Après l’incident, selon quatre témoins oculaires et des images vidéo de la scène, Levi est resté dans la zone lorsque les soldats israéliens sont arrivés et leur a indiqué quels Palestiniens il voulait qu’ils arrêtent. Selon Haaretz, un militant israélo-américain présent sur les lieux a déclaré que “Levi lui a dit être ‘heureux’ d’avoir tué [Hathaleen]’.” Les soldats ont arrêté cinq habitants d’Umm Al-Khair, dont quatre sont toujours en détention israélienne au moment de la publication de cet article.

Le colon israélien Yinon Levi à une réunion de la commission économique à la Knesset, après avoir été sanctionné par le gouvernement américain, à Jérusalem, le 14 février 2024. (© Yonatan Sindel/Flash90)

Levi a également été arrêté et traduit devant un juge aujourd’hui à Jérusalem, non pas pour meurtre, mais pour homicide involontaire. Au tribunal, son avocat a fait valoir que rien ne prouve que les coups de feu qu’il avait tirés avaient atteint Hathaleen, et que ce dernier se tenait trop loin (il a affirmé, à tort, que la distance était supérieure à 50 mètres) pour avoir été touché par une balle provenant de l’arme de Levi. Le juge a décidé de libérer Levi et de le placer en résidence surveillée dans l’attente de la suite de la procédure.
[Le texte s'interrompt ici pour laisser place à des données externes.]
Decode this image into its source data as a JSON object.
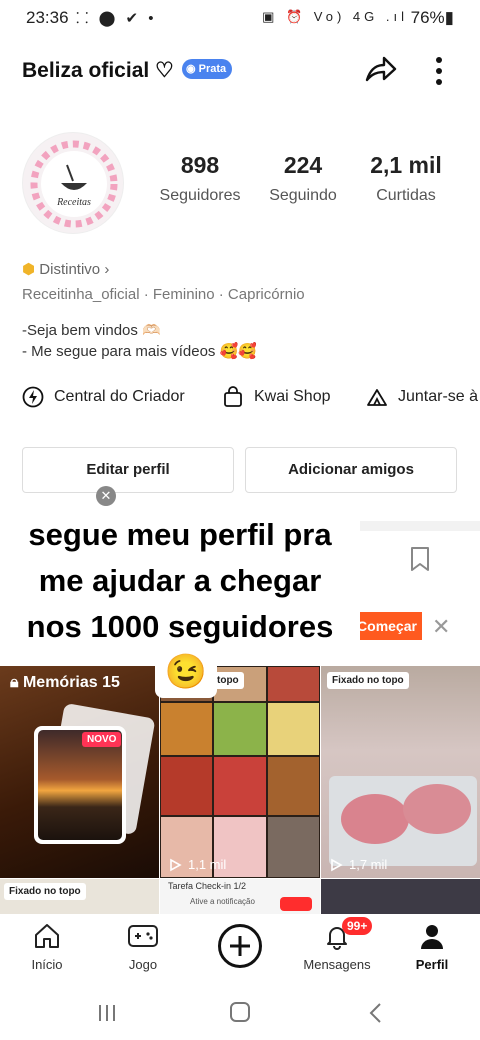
{
  "status_bar": {
    "time": "23:36",
    "left_icons": "⸬ ⬤ ✔ •",
    "right_icons": "▣ ⏰ Vo) 4G .ıl",
    "battery": "76%▮"
  },
  "header": {
    "username": "Beliza oficial ♡",
    "tier_badge": "Prata"
  },
  "avatar": {
    "label": "Receitas"
  },
  "stats": [
    {
      "value": "898",
      "label": "Seguidores"
    },
    {
      "value": "224",
      "label": "Seguindo"
    },
    {
      "value": "2,1 mil",
      "label": "Curtidas"
    }
  ],
  "profile": {
    "distintivo": "Distintivo",
    "meta": "Receitinha_oficial  ·  Feminino  ·  Capricórnio",
    "bio_line1": "-Seja bem vindos 🫶🏻",
    "bio_line2": "- Me segue para mais vídeos 🥰🥰"
  },
  "quick_links": [
    {
      "label": "Central do Criador",
      "icon": "bolt-icon"
    },
    {
      "label": "Kwai Shop",
      "icon": "shopping-bag-icon"
    },
    {
      "label": "Juntar-se à",
      "icon": "tent-icon"
    }
  ],
  "actions": {
    "edit_profile": "Editar perfil",
    "add_friends": "Adicionar amigos"
  },
  "overlay_text": {
    "line1": "segue meu perfil pra",
    "line2": "me ajudar a chegar",
    "line3": "nos 1000 seguidores"
  },
  "banner": {
    "cta": "Começar",
    "emoji": "😉"
  },
  "grid": {
    "memories_label": "Memórias 15",
    "new_badge": "NOVO",
    "tile2_tag": "topo",
    "tile2_views": "1,1 mil",
    "tile3_tag": "Fixado no topo",
    "tile3_views": "1,7 mil",
    "tile4_tag": "Fixado no topo",
    "tile5_text": "Tarefa Check-in 1/2",
    "tile5_sub": "Ative a notificação"
  },
  "bottom_nav": [
    {
      "label": "Início",
      "icon": "home-icon"
    },
    {
      "label": "Jogo",
      "icon": "gamepad-icon"
    },
    {
      "label": "",
      "icon": "plus-icon"
    },
    {
      "label": "Mensagens",
      "icon": "bell-icon"
    },
    {
      "label": "Perfil",
      "icon": "person-icon"
    }
  ],
  "notification_count": "99+",
  "colors": {
    "accent": "#ff5a1f",
    "badge_blue": "#4a83ef",
    "notification_red": "#ff2d2d"
  }
}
“Nous devrions tous pleurer un homme comme Awdah”

Collaborateur au magazine +972 depuis 2021, il a notamment fourni des images utilisées dans le documentaire oscarisé No Other Land. Les trois auteurs de cet article, dont deux ont co-réalisé le film, le connaissaient personnellement. Basel, lui aussi originaire de Masafer Yatta, le considérait comme un frère et a du mal à réaliser qu’il soit mort.

Militant, Hathaleen était également professeur d’anglais et père de trois jeunes enfants. Au début de l’année, il a été invité à prendre la parole dans plusieurs synagogues et autres organisations juives aux États-Unis, mais son visa a été révoqué à son arrivée.
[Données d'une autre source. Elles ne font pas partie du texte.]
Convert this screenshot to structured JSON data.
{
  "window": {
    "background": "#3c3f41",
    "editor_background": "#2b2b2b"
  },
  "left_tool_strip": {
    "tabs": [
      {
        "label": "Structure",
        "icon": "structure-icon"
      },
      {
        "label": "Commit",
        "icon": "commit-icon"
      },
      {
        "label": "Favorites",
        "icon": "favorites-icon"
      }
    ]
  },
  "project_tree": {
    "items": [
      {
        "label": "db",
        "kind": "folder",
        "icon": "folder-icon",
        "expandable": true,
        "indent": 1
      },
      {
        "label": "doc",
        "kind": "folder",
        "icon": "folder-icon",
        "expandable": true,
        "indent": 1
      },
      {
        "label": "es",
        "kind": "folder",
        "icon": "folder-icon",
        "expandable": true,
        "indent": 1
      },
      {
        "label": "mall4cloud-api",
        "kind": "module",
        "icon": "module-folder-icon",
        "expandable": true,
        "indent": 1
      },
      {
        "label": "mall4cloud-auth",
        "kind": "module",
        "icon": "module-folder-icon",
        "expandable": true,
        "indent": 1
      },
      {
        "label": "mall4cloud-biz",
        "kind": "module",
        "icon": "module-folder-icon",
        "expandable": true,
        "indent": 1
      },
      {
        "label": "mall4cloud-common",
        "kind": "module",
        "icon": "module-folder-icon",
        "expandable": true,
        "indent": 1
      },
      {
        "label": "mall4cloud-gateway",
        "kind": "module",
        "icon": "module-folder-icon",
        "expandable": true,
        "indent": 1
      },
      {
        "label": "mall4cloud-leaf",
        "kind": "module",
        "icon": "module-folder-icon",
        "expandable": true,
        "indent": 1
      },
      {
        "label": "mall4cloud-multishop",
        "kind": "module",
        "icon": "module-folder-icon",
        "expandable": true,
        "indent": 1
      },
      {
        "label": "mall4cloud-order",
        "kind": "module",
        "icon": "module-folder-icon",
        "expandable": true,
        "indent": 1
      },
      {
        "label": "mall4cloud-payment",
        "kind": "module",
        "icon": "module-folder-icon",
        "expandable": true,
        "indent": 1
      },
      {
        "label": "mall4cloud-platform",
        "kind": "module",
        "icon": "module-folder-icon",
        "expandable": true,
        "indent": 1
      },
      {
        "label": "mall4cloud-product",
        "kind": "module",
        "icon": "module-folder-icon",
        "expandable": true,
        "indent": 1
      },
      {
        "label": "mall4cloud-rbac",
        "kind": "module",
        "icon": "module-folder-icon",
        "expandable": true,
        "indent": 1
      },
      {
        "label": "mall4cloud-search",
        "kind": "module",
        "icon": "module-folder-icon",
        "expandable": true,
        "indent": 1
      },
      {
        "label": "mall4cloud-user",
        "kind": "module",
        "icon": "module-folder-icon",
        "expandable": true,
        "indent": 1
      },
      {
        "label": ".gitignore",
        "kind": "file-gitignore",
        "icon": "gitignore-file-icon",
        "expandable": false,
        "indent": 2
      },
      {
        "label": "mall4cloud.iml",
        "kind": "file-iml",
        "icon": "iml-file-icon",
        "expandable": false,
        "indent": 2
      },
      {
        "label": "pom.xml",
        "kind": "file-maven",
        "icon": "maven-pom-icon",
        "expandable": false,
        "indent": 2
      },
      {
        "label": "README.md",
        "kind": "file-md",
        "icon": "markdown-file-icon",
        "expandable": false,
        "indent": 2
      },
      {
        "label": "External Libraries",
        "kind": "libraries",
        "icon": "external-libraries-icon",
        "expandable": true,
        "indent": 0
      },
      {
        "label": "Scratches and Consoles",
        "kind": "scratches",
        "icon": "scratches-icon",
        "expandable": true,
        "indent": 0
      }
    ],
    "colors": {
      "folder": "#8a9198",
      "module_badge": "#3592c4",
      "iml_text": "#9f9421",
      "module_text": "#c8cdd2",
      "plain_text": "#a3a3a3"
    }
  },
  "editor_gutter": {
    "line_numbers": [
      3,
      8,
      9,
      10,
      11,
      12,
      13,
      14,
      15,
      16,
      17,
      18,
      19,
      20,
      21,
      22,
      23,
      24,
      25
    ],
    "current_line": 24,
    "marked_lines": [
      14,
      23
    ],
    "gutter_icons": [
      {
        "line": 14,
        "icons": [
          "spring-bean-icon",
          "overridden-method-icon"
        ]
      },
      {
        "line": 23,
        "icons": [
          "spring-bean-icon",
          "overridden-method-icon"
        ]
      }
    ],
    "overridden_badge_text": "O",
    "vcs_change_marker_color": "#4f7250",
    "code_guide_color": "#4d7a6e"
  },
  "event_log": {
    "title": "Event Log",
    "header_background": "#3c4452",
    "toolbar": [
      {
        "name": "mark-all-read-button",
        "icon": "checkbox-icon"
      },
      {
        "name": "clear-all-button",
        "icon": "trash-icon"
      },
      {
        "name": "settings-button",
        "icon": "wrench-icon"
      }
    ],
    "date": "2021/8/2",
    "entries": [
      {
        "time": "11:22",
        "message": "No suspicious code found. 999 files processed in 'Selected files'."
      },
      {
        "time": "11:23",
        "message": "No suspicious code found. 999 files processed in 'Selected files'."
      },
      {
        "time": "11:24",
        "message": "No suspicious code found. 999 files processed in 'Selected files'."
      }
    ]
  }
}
“Il y a tant à dire sur Awdah”, a déclaré aujourd’hui Alaa, le cousin d’Hathaleen, aux journalistes à Umm al-Khair. “Il avait un cœur gros comme ça, la personne la plus gentille et la plus généreuse que vous puissiez rencontrer dans votre vie. C’est quelqu’un qui a beaucoup œuvré pour sa communauté, plus que quiconque. Chaque jour, il se battait pour nos droits. Il a payé son engagement de son sang, et maintenant de sa vie”.

Alaa Hathaleen pleure son cousin Awdah Hathaleen, un jour après qu’il a été abattu par un colon israélien, à Umm Al-Khair, en Cisjordanie, le 29 juillet 2025. (© Oren Ziv)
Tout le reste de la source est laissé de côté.